Plain, Reliable Betty
Dr. Cohen’s counseling office wasn’t what I'd expected. I had been nervous about going there ever since I made the appointment. What if all she did was nod her head and peer over her reading glasses and say, “Hmm, I see.” What if she was mean to me? Worst of all, what if she’d never seen anyone so needy and couldn’t help me? Still, I knew I needed to do something, so I made the appointment, and there I was.
Right away, I found the office pleasantly inviting. I’d expected gray furnishings and walls, perhaps a few motivational posters with perky sayings on them. Instead, the beautiful reception area with sage green walls and fern-patterned sofas didn’t feel like a counseling office at all. It felt more like a cozy living room.
After I checked in, I sat down and picked up a copy of People magazine, pleased to find it was current. Most doctor’s offices seemed to prefer dog-eared copies about a decade old.
“Betty Brown? Dr. Cohen will see you now.”
I took a deep breath and placed the People magazine back on the table. I would just have to wait to find out which Hollywood power couple was divorcing that week.
Like the reception area, the doctor’s office was a nice surprise. First, I was relieved that there was no red leather couch for me to lie down on. Instead, two beautiful wingback chairs in a turquoise geometric print sat before the doctor’s desk, a simple glass and metal piece. For some reason, I liked that her desk was glass. Talk about transparency!

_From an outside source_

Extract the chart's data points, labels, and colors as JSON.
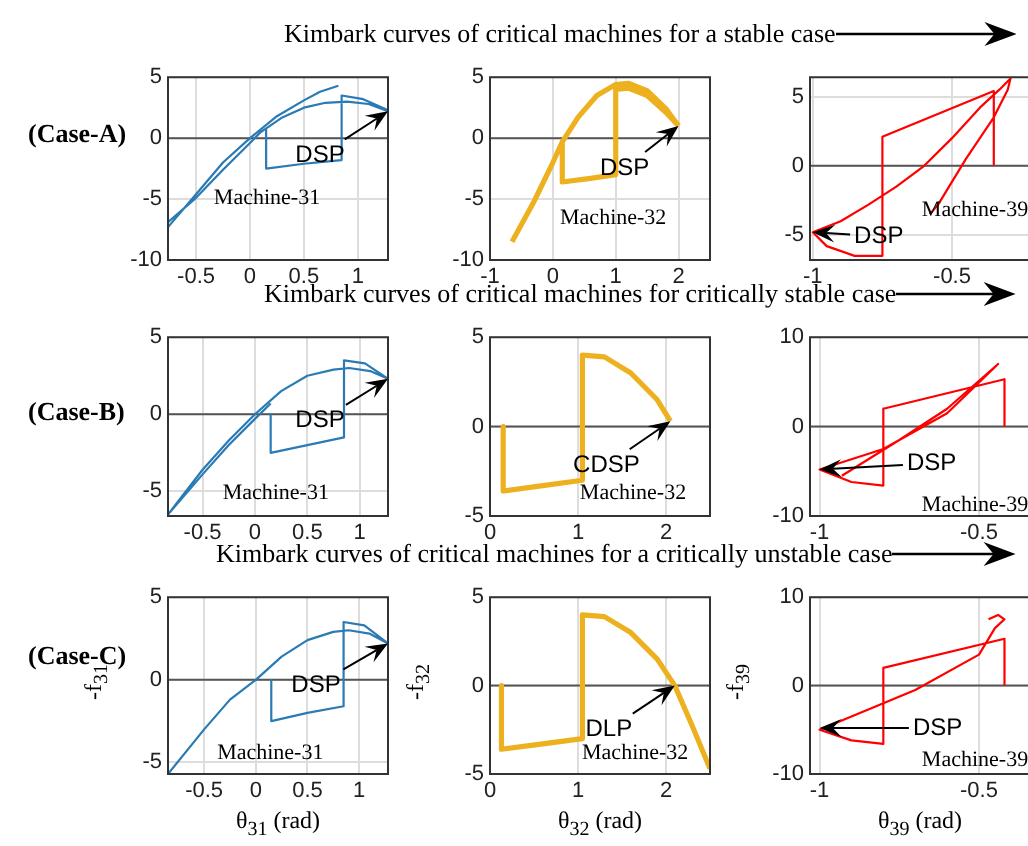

Dr. Cohen, who had short, spiky gray hair, stood and shook my hand. “I’m so happy to meet you, Betty. Before we begin, would you mind telling me a little about yourself?”
That was what I was there for, after all, so I gave her the scoop.
“I was born in England, and my family moved to this country in the 1960s. I went through elementary, middle, and high school just fine with no rebellion, little of the customary teenage angst. My parents said I gave them very little trouble.”
I paused, and Dr. Cohen nodded affirmingly. I liked that.
“So the early years were fine, but in college…” I said with a sniffle. “That’s when it first hit me how truly plain I was. Or am, rather. All the other gals had dates every weekend, but I never got asked out. Not once. Oh, I did things with groups of friends, but it wasn’t the same. I always wanted a boyfriend, but I never got one.”
When I paused, Dr. Cohen gently asked, “And you’re still single today?”
“Yes,” I said, and the tears began to trickle once more. “I’m still just plain, reliable Betty, the one everyone relies on but no one ever thinks to talk to at a party. I’m so taken for granted. Dr. Cohen, is something wrong with me?”
Dr. Cohen smiled and shook her head.
“Betty, in both my personal and professional opinion, there’s certainly nothing wrong with wanting to belong, with wanting a relationship. But what I’m concerned about is that you seem to be letting others define you.”
Puzzled by what she’d said, I stopped sniffling.
“First, do you call yourself plain, reliable Betty?” she asked.
“So you’ve heard someone else call you that?”
“No one’s ever actually called me plain to my face, but I can tell they’re thinking it. And they have called me reliable. Everybody says that like it’s so great.”
“So you would prefer to be thought unreliable?”
“No!” I quickly said. “Of course not.”
Dr. Cohen was hard to read right then. She said, “So why would you mind being thought of as reliable?”
“Hmm.” I hesitated. “I guess I don’t mind being thought of as reliable, but I don’t want to be thought of only as reliable. Does that make sense?”
“Betty, in my practice, I see teapots every day who are thoroughly unreliable. Some of them have cracks and chips that won’t ever be repaired. Some of the so-called pretty ones are such narcissists, all they do is sit around staring at their own reflection in the china cabinet. They’ve never actually been called into service and have certainly never proven to be reliable serving pieces.”
I had not given much thought to those attractive teapots I had envied. “Really?” I said.
“You would be surprised at the teapots that have come into this office. And then there are those who truly want to serve but have some unfortunate physical defect that makes them unable to function well.”
“I know just who you’re talking about—the drippers!” Betty said. “I don’t mean to brag, Doctor, but I never drip. Ever.”
“I know that, Betty. Your family is well known for your excellent service through the years. You’ve always been considered … well, plain and reliable, if you don’t mind my saying so.”
I found myself sitting up a little straighter in that pretty wingback chair of hers. “I think I see your point,” I said.
“Why don’t you go home and work on a list of all the things that are actually good about being plain and reliable,” Dr. Cohen said, “and then come back in two weeks, and we’ll discuss how you feel about it.”
I nodded, told her I’d book the appointment on my way out, and thanked her for her time. Dr. Cohen had certainly given me a new way of looking at things.
As I stood at the reception desk waiting to get my appointment card, I noticed a handsome gentleman, a hunter green Chatsford teapot, waiting in a chair and holding the new issue of Sports Illustrated.
And to my surprise and amazement, he smiled at me! Was I plain and reliable? Yes. And so much more.